If the scaling laws held, the ramifications would be unprecedented. It could be feasible to automate all knowledge work, drastically accelerate scientific research, etc. All by following the lines predicted in a few charts!
To do this, OpenAI and other labs needed compute infrastructure. This led to an absolute explosion in data center spending, in particular by the cloud hyperscalers (Amazon, Google, Microsoft), to the benefit of their preferred GPU vendor, Nvidia.
Below is a chart of Nvidia’s stock price over the past 5 years. In that time, the value of $NVDA has increased by over 1000%, making it the most valuable company in the world with a market capitalization of over 4 trillion dollars.

There are other factors at play, but I would argue that Figure 6 and its peers are responsible for a large portion of those 4 trillion dollars.
So the world bought a lot of GPUs. What happened next?

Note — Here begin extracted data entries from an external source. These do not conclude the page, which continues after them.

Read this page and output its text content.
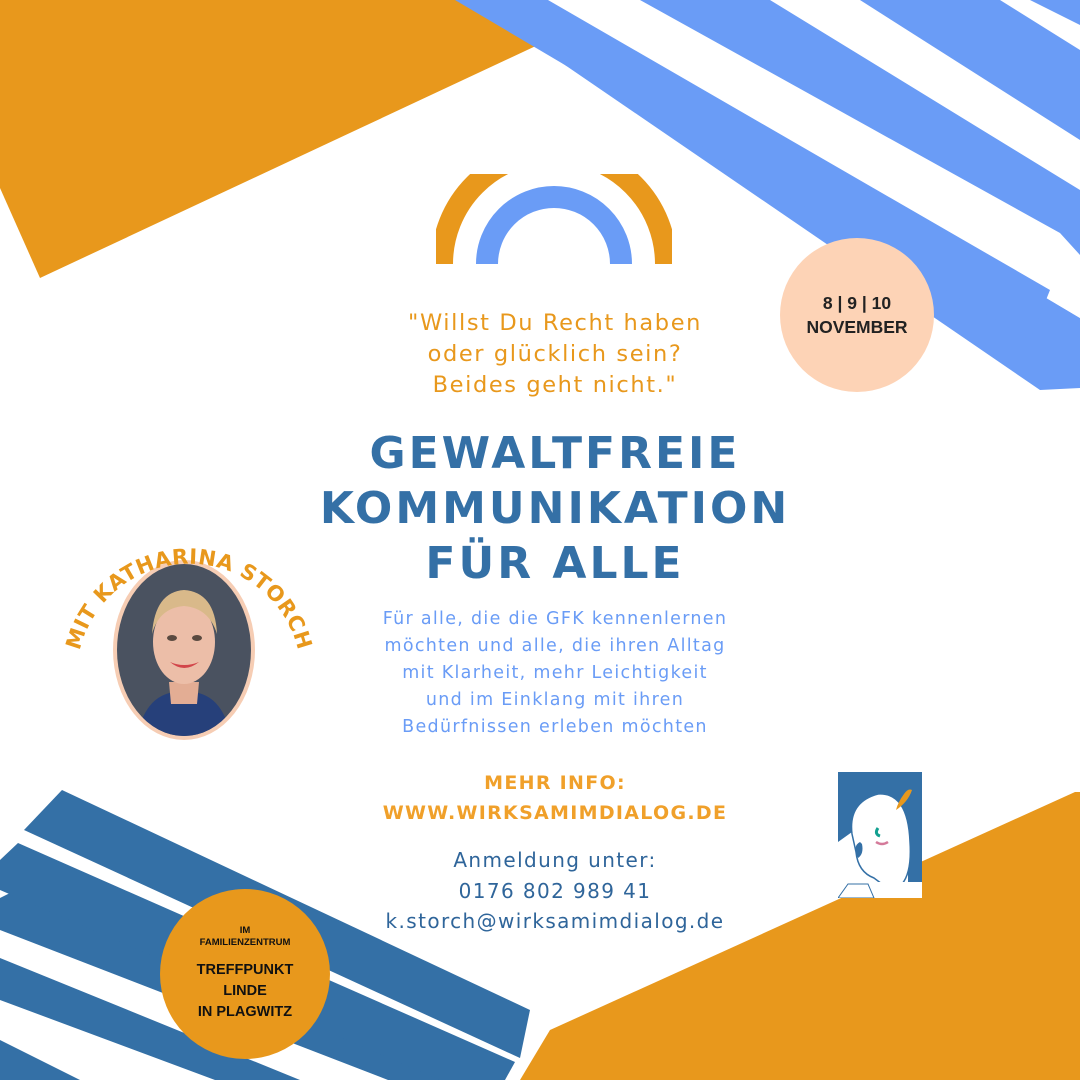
"Willst Du Recht haben
oder glücklich sein?
Beides geht nicht."
8 | 9 | 10
NOVEMBER
GEWALTFREIE
KOMMUNIKATION
FÜR ALLE
Für alle, die die GFK kennenlernen
möchten und alle, die ihren Alltag
mit Klarheit, mehr Leichtigkeit
und im Einklang mit ihren
Bedürfnissen erleben möchten
MIT KATHARINA STORCH
MEHR INFO:
WWW.WIRKSAMIMDIALOG.DE
Anmeldung unter:
0176 802 989 41
k.storch@wirksamimdialog.de
IM
FAMILIENZENTRUM
TREFFPUNKT
LINDE
IN PLAGWITZ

The Scaling Laws Quietly Stopped Working
Remember GPT-4.5? I’d forgive you if you didn’t, because it wasn’t a qualitative leap from GPT-4 in perceived performance. Here is OpenAI’s conclusion from the GPT-4.5 launch. They mention an order of magnitude of compute (remember Figure 6 from before), but nobody talks about the “GPT-4.5 moment” in the way they talk about the launch of GPT-4.
With every new order of magnitude of compute comes novel capabilities. GPT‑4.5 is a model at the frontier of what is possible in unsupervised learning. We continue to be surprised by the creativity of the community in uncovering new abilities and unexpected use cases. With GPT‑4.5, we invite you to explore the frontier of unsupervised learning and uncover novel capabilities with us.

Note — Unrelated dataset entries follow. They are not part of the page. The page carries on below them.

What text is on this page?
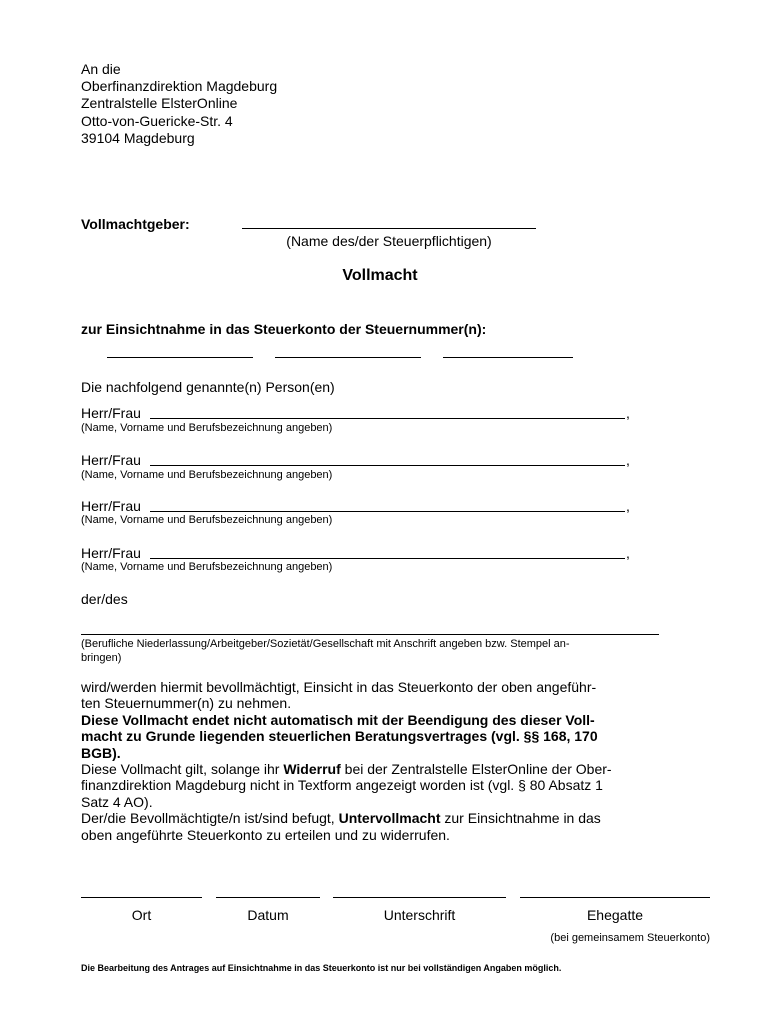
An die
Oberfinanzdirektion Magdeburg
Zentralstelle ElsterOnline
Otto-von-Guericke-Str. 4
39104 Magdeburg
Vollmachtgeber:
(Name des/der Steuerpflichtigen)
Vollmacht
zur Einsichtnahme in das Steuerkonto der Steuernummer(n):
Die nachfolgend genannte(n) Person(en)
Herr/Frau	,
(Name, Vorname und Berufsbezeichnung angeben)
Herr/Frau	,
(Name, Vorname und Berufsbezeichnung angeben)
Herr/Frau	,
(Name, Vorname und Berufsbezeichnung angeben)
Herr/Frau	,
(Name, Vorname und Berufsbezeichnung angeben)
der/des
(Berufliche Niederlassung/Arbeitgeber/Sozietät/Gesellschaft mit Anschrift angeben bzw. Stempel an-
bringen)

wird/werden hiermit bevollmächtigt, Einsicht in das Steuerkonto der oben angeführ-

ten Steuernummer(n) zu nehmen.

Diese Vollmacht endet nicht automatisch mit der Beendigung des dieser Voll-

macht zu Grunde liegenden steuerlichen Beratungsvertrages (vgl. §§ 168, 170

BGB).

Diese Vollmacht gilt, solange ihr Widerruf bei der Zentralstelle ElsterOnline der Ober-

finanzdirektion Magdeburg nicht in Textform angezeigt worden ist (vgl. § 80 Absatz 1

Satz 4 AO).

Der/die Bevollmächtigte/n ist/sind befugt, Untervollmacht zur Einsichtnahme in das

oben angeführte Steuerkonto zu erteilen und zu widerrufen.

Ort	Datum	Unterschrift	Ehegatte
(bei gemeinsamem Steuerkonto)
Die Bearbeitung des Antrages auf Einsichtnahme in das Steuerkonto ist nur bei vollständigen Angaben möglich.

February 27, 2025, the day of this announcement, was in my eyes the moment the party stopped. As mentioned before, the original scaling law paper talked about “test loss”, not “model intelligence”. So, the scaling law may have actually still held here (we don’t know if it did), but we do know that an order of magnitude increase in model size didn’t lead to a drastic improvement in real world performance.
When GPT-4 came out, it seemed as though we were on a train headed directly towards AI systems comparable to those we saw in science fiction, based largely on scaling of model size. Based on the qualitative performance of GPT-4, I actually think it was rational to take a bet on riding the train, and I’ll admit that I was a happy ticket holder until recently.
Where Are We Now
It’s September 2025, and we’re fresh off the launch of GPT-5, which, like GPT-4.5, did not lead to nearly the same jump in performance as GPT-3 to GPT-4.

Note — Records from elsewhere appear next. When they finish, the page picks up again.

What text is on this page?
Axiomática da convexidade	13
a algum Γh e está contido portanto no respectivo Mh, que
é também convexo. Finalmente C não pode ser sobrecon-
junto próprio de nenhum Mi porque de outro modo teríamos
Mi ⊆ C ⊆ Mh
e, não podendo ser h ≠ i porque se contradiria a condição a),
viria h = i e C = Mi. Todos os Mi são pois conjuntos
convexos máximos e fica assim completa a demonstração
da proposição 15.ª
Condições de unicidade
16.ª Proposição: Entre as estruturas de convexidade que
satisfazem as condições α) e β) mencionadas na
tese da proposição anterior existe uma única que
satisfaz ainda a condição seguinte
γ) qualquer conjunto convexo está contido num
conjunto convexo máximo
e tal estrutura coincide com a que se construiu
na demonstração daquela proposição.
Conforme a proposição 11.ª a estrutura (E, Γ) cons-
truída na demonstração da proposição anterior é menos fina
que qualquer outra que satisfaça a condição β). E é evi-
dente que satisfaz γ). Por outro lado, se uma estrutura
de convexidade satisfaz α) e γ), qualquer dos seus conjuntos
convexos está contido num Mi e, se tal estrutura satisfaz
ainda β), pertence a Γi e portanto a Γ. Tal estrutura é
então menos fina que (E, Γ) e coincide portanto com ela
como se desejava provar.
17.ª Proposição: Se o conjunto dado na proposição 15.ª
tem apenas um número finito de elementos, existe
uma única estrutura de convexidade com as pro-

GPT-5 was an attempt to use other techniques, like increasing how many tokens the model generates before showing a user an answer to improve performance. This type of technique, called “reasoning”, has been a major focus of OpenAI and the other labs for the past year or so, and is further evidence of the diminishing returns of scaling in the sense described in the original paper.
We now need to take a step back. The scaling law train ride is over. We can still be excited about AI, but we have to admit that for more progress to be made, AI labs need to invent new techniques. There is no fast ride to progress based on scaling alone.
Will the inventions we need to make progress come? Big tech is certainly pouring vast resources into trying to make said progress, but there’s really no guarantee. Science and engineering are hard, and we need to remember that GPT-3 and GPT-4 were a complete surprise to almost everyone.
So, what happens to the trillions of dollars we’ve moved? Without the need for orders of magnitude more compute to train models of increasing size, can Nvidia still show the growth numbers needed to justify its valuation? What about the AI data center companies, the AI model labs, the AI startups, and everyone else who bet on the scaling law?
There’s no simple chart that can point us in a straight line to the answer.